Allah Almighty says in The Holy Quran:

  • “And He has put between you affection and mercy.” (Quran, 30:21)
  • “O Humans revere your Guardian-Lord, Who created you from a single person created of like nature its mate, and from this scattered (like seeds) countless men and women. Reverence Allah through Whom you claim your mutual rights.” (Quran 4:1)
  • “And verily We sent messengers (to mankind) before thee, and We appointed for them wives and offspring.” (Surah Ar-Ra’ad- Verse 38)
  • “And indeed We sent Messengers before you (O Muhammad SAW), and made for them wives and offspring.” (Ar-Rad 13:38)
  • “And verily We sent messengers (to mankind) before thee, and We appointed for them wives and offspring.” (Surah Ar-Ra’ad- Verse 38)
  • “And those who guard their chastity (i.e. private parts, from illegal sexual acts).” (Quran, 23:5)
  • “And Allah has made for you Mates (and Companions of your own nature.” (Surah Al Nahl 16:72)
  • “And those who guard their chastity (i.e. private parts, from illegal sexual acts).” (Al-Muminun 23:5)

Marriage guarantees physical and spiritual chastity and peace of a person and keeps the couple away from the pitfalls and temptations of Satan. Chastity is one of the praise-worthy attributes of the believers as Allah (SWT) mentioned it in the following verse: Allah says:

يَا أَيُّهَا النَّاسُ إِنَّا خَلَقْنَاكُم مِّن ذَكَرٍ وَأُنثَىٰ وَجَعَلْنَاكُمْ شُعُوبًا وَقَبَائِلَ لِتَعَارَفُوا

“O mankind, verily, We have created you from male and female and made you peoples and tribes that you may know one another.” (Surah Al-Hujurat 49:13)

The greatest benefit of marriage is protection against a sinful life and the fulfilment of sexual desire through lawful means. This great benefit is the main objective of marriage and should be focused upon at the time of marriage; other benefits will then be achieved thereafter.
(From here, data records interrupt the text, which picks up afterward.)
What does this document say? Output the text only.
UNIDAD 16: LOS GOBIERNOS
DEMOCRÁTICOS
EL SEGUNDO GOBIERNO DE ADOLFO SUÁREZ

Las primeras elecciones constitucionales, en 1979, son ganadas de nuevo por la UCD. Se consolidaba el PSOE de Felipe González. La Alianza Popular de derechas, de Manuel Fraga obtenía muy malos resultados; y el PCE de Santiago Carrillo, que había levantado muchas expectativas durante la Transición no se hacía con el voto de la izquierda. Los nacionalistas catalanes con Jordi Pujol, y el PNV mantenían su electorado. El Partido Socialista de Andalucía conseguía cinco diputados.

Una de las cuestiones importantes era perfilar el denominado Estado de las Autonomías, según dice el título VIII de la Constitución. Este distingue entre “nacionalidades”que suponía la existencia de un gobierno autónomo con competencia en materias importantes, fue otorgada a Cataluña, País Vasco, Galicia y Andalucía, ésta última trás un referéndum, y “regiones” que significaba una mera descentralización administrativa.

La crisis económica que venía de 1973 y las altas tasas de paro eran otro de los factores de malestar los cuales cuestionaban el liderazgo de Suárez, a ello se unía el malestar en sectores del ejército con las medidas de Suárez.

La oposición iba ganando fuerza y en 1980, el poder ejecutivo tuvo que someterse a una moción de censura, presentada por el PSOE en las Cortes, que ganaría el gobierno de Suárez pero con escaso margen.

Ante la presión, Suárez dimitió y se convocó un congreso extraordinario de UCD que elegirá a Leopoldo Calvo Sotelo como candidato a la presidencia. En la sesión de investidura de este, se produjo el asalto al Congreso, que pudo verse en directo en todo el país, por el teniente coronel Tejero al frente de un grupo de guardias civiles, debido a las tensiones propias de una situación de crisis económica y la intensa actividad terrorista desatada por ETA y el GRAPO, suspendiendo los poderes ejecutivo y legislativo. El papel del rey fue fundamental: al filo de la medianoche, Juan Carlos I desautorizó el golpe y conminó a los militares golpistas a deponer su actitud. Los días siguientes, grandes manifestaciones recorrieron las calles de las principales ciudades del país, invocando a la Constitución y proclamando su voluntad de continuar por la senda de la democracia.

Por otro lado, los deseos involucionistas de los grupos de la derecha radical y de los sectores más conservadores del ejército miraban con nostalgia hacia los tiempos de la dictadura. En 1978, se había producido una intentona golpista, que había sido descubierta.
Allah says:

وَلَن تَسْتَطِيعُوا أَن تَعْدِلُوا بَيْنَ النِّسَاءِ وَلَوْ حَرَصْتُمْ فَلَا تَمِيلُوا كُلَّ الْمَيْلِ فَتَذَرُوهَا كَالْمُعَلَّقَةِ

“You will never be able to do perfect justice between wives even if it is your ardent desire, so do not incline too much to one of them so as to leave the other hanging…” (Surah An-Nisa 4:129)

Islam promotes love, care, and respect in the Muslim society where wives and husbands live happily with their children and families. Marriage in Islam teaches both men and women to stay ready to sacrifice and endure for/her life partner. The main purpose of marriage is protection against a sinful life and living a life according to the teachings of Islam.